The class II major histocompatibility complex antigens are a family of integral membrane proteins whose expression is tissue-specific and developmentally regulated. Three consensus sequences, X1, X2, and Y, separated by an interspace element, is found upstream from all class II genes. Deletion of each of these sequences eliminates expression of class II genes in vitro or in transgenic mice. Here we further characterize the expression of a cDNA encoding a DNA binding protein (human X-box binding protein, hXBP-1) which, like the proteins in whole nuclear extract, recognizes both the X2 promoter element of the human DR alpha and DP beta and mouse A alpha genes. The hXBP-1 cDNA hybridizes to human RNA species of approximately 2.2 kilobases (kb) and 1.6 kb, which are expressed in class II negative as well as class II positive cells. hXBP-1 transcripts are present in several class II deficient mutant B cell lines, although in one such line, 6.1.6, levels were somewhat reduced. Chromosome mapping studies demonstrate that hXBP-1 arises from a small gene family, two of whose members map to human chromosomes 5 and 22. Taken together, these data suggest a high degree of complexity in the transcriptional control of the class II gene family.

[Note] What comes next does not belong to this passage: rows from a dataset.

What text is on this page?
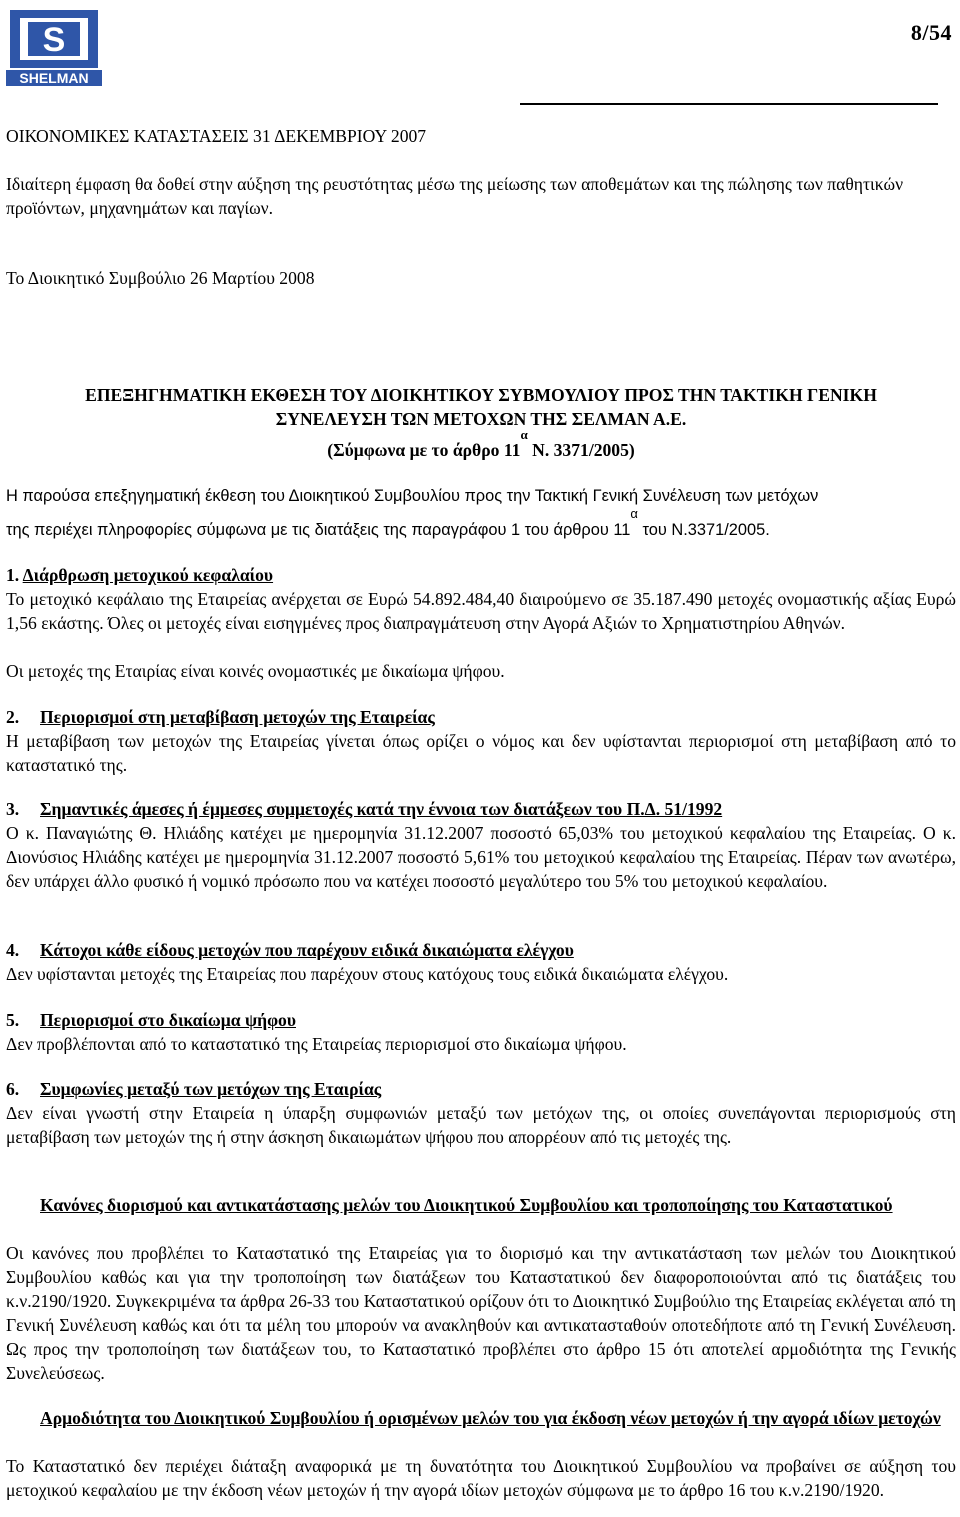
S
SHELMAN
8/54
ΟΙΚΟΝΟΜΙΚΕΣ ΚΑΤΑΣΤΑΣΕΙΣ 31 ΔΕΚΕΜΒΡΙΟΥ 2007
Ιδιαίτερη έμφαση θα δοθεί στην αύξηση της ρευστότητας μέσω της μείωσης των αποθεμάτων και της πώλησης των παθητικών προϊόντων, μηχανημάτων και παγίων.
Το Διοικητικό Συμβούλιο 26 Μαρτίου 2008
ΕΠΕΞΗΓΗΜΑΤΙΚΗ ΕΚΘΕΣΗ ΤΟΥ ΔΙΟΙΚΗΤΙΚΟΥ ΣΥΒΜΟΥΛΙΟΥ ΠΡΟΣ ΤΗΝ ΤΑΚΤΙΚΗ ΓΕΝΙΚΗ
ΣΥΝΕΛΕΥΣΗ ΤΩΝ ΜΕΤΟΧΩΝ ΤΗΣ ΣΕΛΜΑΝ Α.Ε.
(Σύμφωνα με το άρθρο $11^\alpha$ Ν. 3371/2005)
Η παρούσα επεξηγηματική έκθεση του Διοικητικού Συμβουλίου προς την Τακτική Γενική Συνέλευση των μετόχων
της περιέχει πληροφορίες σύμφωνα με τις διατάξεις της παραγράφου 1 του άρθρου $11^\alpha$ του Ν.3371/2005.
1. Διάρθρωση μετοχικού κεφαλαίου
Το μετοχικό κεφάλαιο της Εταιρείας ανέρχεται σε Ευρώ 54.892.484,40 διαιρούμενο σε 35.187.490 μετοχές ονομαστικής αξίας Ευρώ 1,56 εκάστης. Όλες οι μετοχές είναι εισηγμένες προς διαπραγμάτευση στην Αγορά Αξιών το Χρηματιστηρίου Αθηνών.
Οι μετοχές της Εταιρίας είναι κοινές ονομαστικές με δικαίωμα ψήφου.
2. Περιορισμοί στη μεταβίβαση μετοχών της Εταιρείας
Η μεταβίβαση των μετοχών της Εταιρείας γίνεται όπως ορίζει ο νόμος και δεν υφίστανται περιορισμοί στη μεταβίβαση από το καταστατικό της.
3. Σημαντικές άμεσες ή έμμεσες συμμετοχές κατά την έννοια των διατάξεων του Π.Δ. 51/1992
Ο κ. Παναγιώτης Θ. Ηλιάδης κατέχει με ημερομηνία 31.12.2007 ποσοστό 65,03% του μετοχικού κεφαλαίου της Εταιρείας. Ο κ. Διονύσιος Ηλιάδης κατέχει με ημερομηνία 31.12.2007 ποσοστό 5,61% του μετοχικού κεφαλαίου της Εταιρείας. Πέραν των ανωτέρω, δεν υπάρχει άλλο φυσικό ή νομικό πρόσωπο που να κατέχει ποσοστό μεγαλύτερο του 5% του μετοχικού κεφαλαίου.
4. Κάτοχοι κάθε είδους μετοχών που παρέχουν ειδικά δικαιώματα ελέγχου
Δεν υφίστανται μετοχές της Εταιρείας που παρέχουν στους κατόχους τους ειδικά δικαιώματα ελέγχου.
5. Περιορισμοί στο δικαίωμα ψήφου
Δεν προβλέπονται από το καταστατικό της Εταιρείας περιορισμοί στο δικαίωμα ψήφου.
6. Συμφωνίες μεταξύ των μετόχων της Εταιρίας
Δεν είναι γνωστή στην Εταιρεία η ύπαρξη συμφωνιών μεταξύ των μετόχων της, οι οποίες συνεπάγονται περιορισμούς στη μεταβίβαση των μετοχών της ή στην άσκηση δικαιωμάτων ψήφου που απορρέουν από τις μετοχές της.
Κανόνες διορισμού και αντικατάστασης μελών του Διοικητικού Συμβουλίου και τροποποίησης του Καταστατικού
Οι κανόνες που προβλέπει το Καταστατικό της Εταιρείας για το διορισμό και την αντικατάσταση των μελών του Διοικητικού Συμβουλίου καθώς και για την τροποποίηση των διατάξεων του Καταστατικού δεν διαφοροποιούνται από τις διατάξεις του κ.ν.2190/1920. Συγκεκριμένα τα άρθρα 26-33 του Καταστατικού ορίζουν ότι το Διοικητικό Συμβούλιο της Εταιρείας εκλέγεται από τη Γενική Συνέλευση καθώς και ότι τα μέλη του μπορούν να ανακληθούν και αντικατασταθούν οποτεδήποτε από τη Γενική Συνέλευση. Ως προς την τροποποίηση των διατάξεων του, το Καταστατικό προβλέπει στο άρθρο 15 ότι αποτελεί αρμοδιότητα της Γενικής Συνελεύσεως.
Αρμοδιότητα του Διοικητικού Συμβουλίου ή ορισμένων μελών του για έκδοση νέων μετοχών ή την αγορά ιδίων μετοχών
Το Καταστατικό δεν περιέχει διάταξη αναφορικά με τη δυνατότητα του Διοικητικού Συμβουλίου να προβαίνει σε αύξηση του μετοχικού κεφαλαίου με την έκδοση νέων μετοχών ή την αγορά ιδίων μετοχών σύμφωνα με το άρθρο 16 του κ.ν.2190/1920.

Human X-box-binding protein 1 is required for the transcription of a subset of human class II major histocompatibility genes and forms a heterodimer with c-fos

A complementary DNA encoding a member of the leucine-zipper class of proteins (human X-box-binding protein, hXBP-1) that binds to the 3' end of the conserved X box (X2) of the HLA-DRA major histocompatibility complex gene was recently described. Further gel-retardation analysis has demonstrated that hXBP-1 also binds to HLA-DPB X2 but not to other X2 sequences. Transient transfection of a mammalian expression vector with the hXBP-1 cDNA inserted in the antisense orientation represses the surface expression of HLA-DR and HLA-DP in Raji cells. Cotransfection of the antisense hXBP-1 vector with a HLA-DRA/chloramphenicol acetyltransferase (but not a HLA-DQB/chloramphenicol acetyltransferase) reporter plasmid decreases chloramphenicol acetyltransferase activity in Raji cells and in gamma-interferon-treated HeLa cells relative to cells cotransfected with a control antisense vector. Moreover, hXBP-1 is shown to form a stable heterodimer with the product of the c-fos protooncogene. These data suggest that the hXBP-1 c-fos heterodimer is critical for the transcription of a subset of the human class II major histocompatibility complex genes and that the regulatory mechanisms for the different class II genes are distinct.